*703The plaintiff allegedly injured her back while a member of the swim team at the defendant St. John’s University (hereinafter St. John’s). She commenced this action against her coach, John Skudin, and St. John’s, alleging that- her injury was caused by certain training methods employed by Skudin, and asserting, inter alia, causes of action to recover damages for common-law negligence against both of the defendants, and for negligent hiring and supervision against St. John’s. The defendants moved for summary judgment dismissing the complaint, but the Supreme Court denied the motion with leave to renew. In their renewed motion, the defendants asserted, among other things, that the plaintiff, an experienced swimmer, both impliedly and expressly assumed the risk of injuring her back and that the training methods were appropriate. The Supreme Court denied the renewed motion. We modify.
Generally, when a plaintiff seeks to recover damages against an employer based on an employee’s actions committed within the scope of his or her employment, the employer is liable under the doctrine of respondeat superior, not negligent hiring or supervision (see Drisdom v Niagara Falls Mem. Med. Ctr., 53 AD3d 1142, 1143 [2008]; Coville v Ryder Truck Rental, Inc., 30 AD3d 744, 744-745 [2006]; Watson v Strack, 5 AD3d 1067, 1068 [2004]; Weinberg v Guttman Breast & Diagnostic Inst., 254 AD2d 213 [1998]; cf. Talayera v Arbit, 18 AD3d 738 [2005]). Inasmuch as the alleged negligent actions of Skudin were indisputably within the scope of his employment, the Supreme Court should have granted that branch of the defendants’ renewed motion which was to dismiss the cause of action asserted against St. John’s alleging negligent hiring and supervision. We also note that the causes of action seeking damages based on intentional tort and fraud, and seeking punitive damages, were previously withdrawn by the plaintiff and thus were no longer before the Supreme Court.

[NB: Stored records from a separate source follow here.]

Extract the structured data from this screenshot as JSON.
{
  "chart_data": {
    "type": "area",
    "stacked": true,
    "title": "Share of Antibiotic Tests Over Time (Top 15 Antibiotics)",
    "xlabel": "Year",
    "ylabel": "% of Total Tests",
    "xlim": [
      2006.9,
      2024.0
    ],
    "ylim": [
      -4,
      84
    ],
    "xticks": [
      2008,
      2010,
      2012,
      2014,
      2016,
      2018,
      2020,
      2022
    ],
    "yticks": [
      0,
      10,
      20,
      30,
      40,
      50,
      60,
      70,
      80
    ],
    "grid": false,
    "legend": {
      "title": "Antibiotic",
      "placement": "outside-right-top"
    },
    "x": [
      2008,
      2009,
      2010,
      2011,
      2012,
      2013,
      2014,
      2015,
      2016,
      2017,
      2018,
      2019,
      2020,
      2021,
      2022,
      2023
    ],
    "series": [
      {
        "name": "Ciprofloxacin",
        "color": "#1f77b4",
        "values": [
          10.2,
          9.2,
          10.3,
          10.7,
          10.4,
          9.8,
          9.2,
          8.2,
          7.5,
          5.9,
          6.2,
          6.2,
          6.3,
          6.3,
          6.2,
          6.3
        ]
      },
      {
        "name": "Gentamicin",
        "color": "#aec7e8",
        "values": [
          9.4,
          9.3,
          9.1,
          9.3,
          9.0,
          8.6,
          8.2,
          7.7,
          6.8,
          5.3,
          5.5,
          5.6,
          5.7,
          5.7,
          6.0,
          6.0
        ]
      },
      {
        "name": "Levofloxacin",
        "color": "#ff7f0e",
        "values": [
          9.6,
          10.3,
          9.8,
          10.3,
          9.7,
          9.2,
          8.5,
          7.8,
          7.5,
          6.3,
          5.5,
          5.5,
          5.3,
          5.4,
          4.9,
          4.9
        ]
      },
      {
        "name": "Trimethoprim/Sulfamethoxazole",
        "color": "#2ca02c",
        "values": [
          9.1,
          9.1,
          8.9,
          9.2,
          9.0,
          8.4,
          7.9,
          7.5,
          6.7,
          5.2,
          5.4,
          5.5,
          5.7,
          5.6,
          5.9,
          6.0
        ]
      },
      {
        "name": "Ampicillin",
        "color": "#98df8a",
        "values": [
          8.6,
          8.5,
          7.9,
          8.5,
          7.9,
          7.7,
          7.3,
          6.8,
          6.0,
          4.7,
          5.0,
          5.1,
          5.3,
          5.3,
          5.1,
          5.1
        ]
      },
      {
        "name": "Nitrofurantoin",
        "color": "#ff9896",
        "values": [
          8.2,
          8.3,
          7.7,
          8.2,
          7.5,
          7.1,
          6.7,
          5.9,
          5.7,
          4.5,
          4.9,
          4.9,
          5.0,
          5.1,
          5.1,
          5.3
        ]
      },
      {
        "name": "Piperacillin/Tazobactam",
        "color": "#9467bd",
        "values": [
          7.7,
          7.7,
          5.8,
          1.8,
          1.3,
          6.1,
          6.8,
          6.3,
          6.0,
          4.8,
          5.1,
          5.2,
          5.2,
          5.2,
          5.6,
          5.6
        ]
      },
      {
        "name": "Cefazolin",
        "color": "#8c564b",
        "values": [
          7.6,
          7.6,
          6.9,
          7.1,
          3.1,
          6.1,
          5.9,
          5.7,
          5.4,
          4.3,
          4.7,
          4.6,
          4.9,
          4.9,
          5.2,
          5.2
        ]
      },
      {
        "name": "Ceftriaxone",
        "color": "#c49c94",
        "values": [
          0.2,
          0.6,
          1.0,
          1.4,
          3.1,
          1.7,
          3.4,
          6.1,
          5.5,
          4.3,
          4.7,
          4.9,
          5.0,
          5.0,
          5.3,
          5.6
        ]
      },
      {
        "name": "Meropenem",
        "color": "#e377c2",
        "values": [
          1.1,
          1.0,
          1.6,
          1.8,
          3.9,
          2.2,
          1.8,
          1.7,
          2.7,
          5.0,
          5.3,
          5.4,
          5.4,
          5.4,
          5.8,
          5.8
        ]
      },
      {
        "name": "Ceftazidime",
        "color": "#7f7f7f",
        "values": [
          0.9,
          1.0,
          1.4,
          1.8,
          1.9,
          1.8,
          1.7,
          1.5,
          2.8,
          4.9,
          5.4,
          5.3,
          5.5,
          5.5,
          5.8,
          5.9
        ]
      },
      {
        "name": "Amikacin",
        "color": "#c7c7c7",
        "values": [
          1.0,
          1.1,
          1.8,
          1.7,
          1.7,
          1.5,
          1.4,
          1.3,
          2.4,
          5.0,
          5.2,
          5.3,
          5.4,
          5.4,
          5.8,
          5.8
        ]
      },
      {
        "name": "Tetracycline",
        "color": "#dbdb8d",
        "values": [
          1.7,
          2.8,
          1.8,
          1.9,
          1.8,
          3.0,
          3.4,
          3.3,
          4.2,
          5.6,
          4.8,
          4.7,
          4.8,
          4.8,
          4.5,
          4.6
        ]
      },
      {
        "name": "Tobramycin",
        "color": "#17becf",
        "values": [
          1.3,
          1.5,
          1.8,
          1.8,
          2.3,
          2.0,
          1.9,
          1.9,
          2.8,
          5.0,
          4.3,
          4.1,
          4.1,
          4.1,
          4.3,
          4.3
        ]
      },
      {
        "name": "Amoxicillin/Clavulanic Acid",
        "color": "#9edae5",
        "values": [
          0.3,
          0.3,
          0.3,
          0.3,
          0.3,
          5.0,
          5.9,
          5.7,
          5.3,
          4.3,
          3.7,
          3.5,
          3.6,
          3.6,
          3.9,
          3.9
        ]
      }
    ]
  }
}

The Supreme Court properly denied, upon renewal, that branch of the defendants’ renewed motion which was for summary judgment dismissing the cause of action to recover damages based on negligence. Regardless of whether the training methods Skudin employed were “well within the normal and *704expected parameters” for swimmers at the plaintiffs level, the plaintiff testified at her deposition that Skudin continued to employ those methods after she complained of back pain. The plaintiffs deposition was annexed to the defendants’ moving papers. Consequently, the defendants’ own moving papers created a triable issue of fact on whether the defendants were negligent. Similarly, we cannot say, as a matter of law, based on the defendants’ renewed moving papers, that the plaintiff assumed the risk of injuring her back by her membership on the swim team, inasmuch as those moving papers did not establish that her alleged injury and the manner in which it allegedly was caused, were inherent risks of swimming (see Owen v R.J.S. Safety Equip., 79 NY2d 967, 969-970 [1992]; Gahan v Mineola Union Free School Dist., 241 AD2d 439, 441 [1997]; cf. Musante v Oceanside Union Free School Dist., 63 AD3d 806, 807 [2009]; Kane v North Colonie Cent. School Dist., 273 AD2d 526, 527 [2000]). In sum, because the defendants’ renewed moving papers themselves raised triable issues of fact, denial of that branch of the defendants’ renewed motion which was to dismiss the cause of action to recover damages based on negligence was required without regard to the sufficiency of the papers submitted in opposition (see Abato v County of Nassau, 65 AD3d 1268, 1269 [2009]).
The defendants’ remaining contention is without merit. Mastro, J.E, Fisher, Belen and Austin, JJ., concur.